Exercise - Understand performance issues related to tables

Completed
  1. Select the Develop hub.

    The develop hub is highlighted.

  2. From the Develop menu, select the + button (1) and choose SQL Script (2) from the context menu.

    The SQL script context menu item is highlighted.

  3. In the toolbar menu, connect to the SQL Pool database to execute the query.

    The connect to option is highlighted in the query toolbar.

  4. In the query window, replace the script with the following:

    SELECT  
        COUNT_BIG(*)
    FROM
        [wwi_perf].[Sale_Heap]
    
  5. Select Run from the toolbar menu to execute the SQL command.

    The run button is highlighted in the query toolbar.

    The script takes up to 15 seconds to execute and returns a count of ~ 340 million rows in the table.

    If the script is still running after 45 seconds, click on Cancel.

    Note

    Do not execute this query ahead of time. If you do, the query may run faster during subsequent executions.

    The COUNT_BIG result is displayed.

  6. In the query window, replace the script with the following (more complex) statement:

    SELECT TOP 1000 * FROM
    (
        SELECT
            S.CustomerId
            ,SUM(S.TotalAmount) as TotalAmount
        FROM
            [wwi_perf].[Sale_Heap] S
        GROUP BY
            S.CustomerId
    ) T
    OPTION (LABEL = 'Lab03: Heap')
    
  7. Select Run from the toolbar menu to execute the SQL command.

    The run button is highlighted in the query toolbar.

    The script takes up to 30 seconds to execute and returns the result. There is clearly something wrong with the Sale_Heap table that induces the performance hit.

    If the script is still running after one minute, click on Cancel.

    The query execution time of 32 seconds is highlighted in the query results.

    Note

    The OPTION clause used in the statement. This comes in handy when you're looking to identify your query in the sys.dm_pdw_exec_requests DMV.

    SELECT  *
    FROM    sys.dm_pdw_exec_requests
    WHERE   [label] = 'Lab03: Heap';
    
  8. Select the Data hub.

    The data hub is highlighted.

  9. Expand the SQLPool01 database and its list of Tables (1). Right-click wwi_perf.Sale_Heap (2), select New SQL script (3), then select CREATE (4).

    The CREATE script is highlighted for the Sale_Heap table.

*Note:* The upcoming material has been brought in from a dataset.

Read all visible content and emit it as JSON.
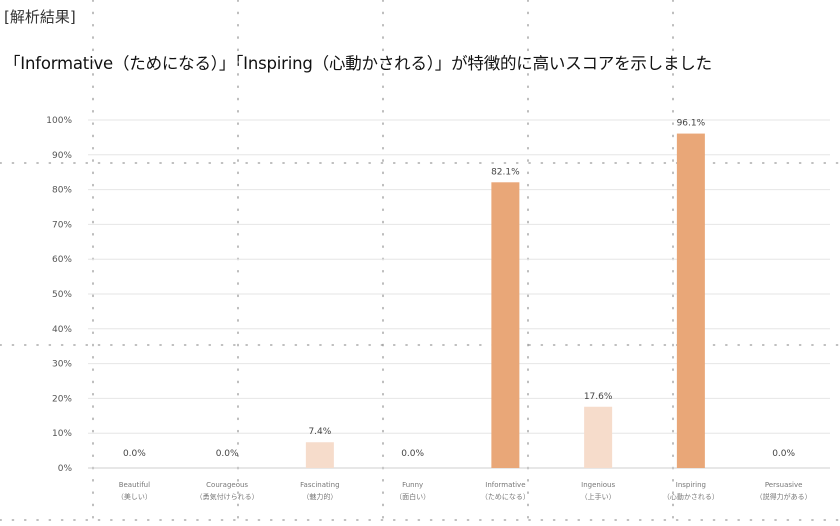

  10. Take a look at the script used to create the table:

    CREATE TABLE [wwi_perf].[Sale_Heap]
    ( 
      [TransactionId] [uniqueidentifier]  NOT NULL,
      [CustomerId] [int]  NOT NULL,
      [ProductId] [smallint]  NOT NULL,
      [Quantity] [tinyint]  NOT NULL,
      [Price] [decimal](9,2)  NOT NULL,
      [TotalAmount] [decimal](9,2)  NOT NULL,
      [TransactionDateId] [int]  NOT NULL,
      [ProfitAmount] [decimal](9,2)  NOT NULL,
      [Hour] [tinyint]  NOT NULL,
      [Minute] [tinyint]  NOT NULL,
      [StoreId] [smallint]  NOT NULL
    )
    WITH
    (
      DISTRIBUTION = ROUND_ROBIN,
      HEAP
    )
    

    Note

    Do not run this script! It is just for demonstration purposes to review the schema.

    You can immediately spot at least two reasons for the performance hit:

    • The ROUND_ROBIN distribution
    • The HEAP structure of the table

    Note

    In this case, when we are looking for fast query response times, the heap structure is not a good choice as we will see in a moment. Still, there are cases where using a heap table can help performance rather than hurting it. One such example is when we're looking to ingest large amounts of data into the SQL pool.

    If we were to review the query plan in detail, we would clearly see the root cause of the performance problem: inter-distribution data movements.

    Data movement is an operation where parts of the distributed tables are moved to different nodes during query execution. This operation is required where the data is not available on the target node, most commonly when the tables do not share the distribution key. The most common data movement operation is shuffle. During shuffle, for each input row, Synapse computes a hash value using the join columns and then sends that row to the node that owns that hash value. Either one or both sides of join can participate in the shuffle. The diagram below displays shuffle to implement join between tables T1 and T2 where neither of the tables is distributed on the join column col2.

    Shuffle move conceptual representation.

    This is actually one of the simplest examples given the small size of the data that needs to be shuffled. You can imagine how much worse things become when the shuffled row size becomes larger.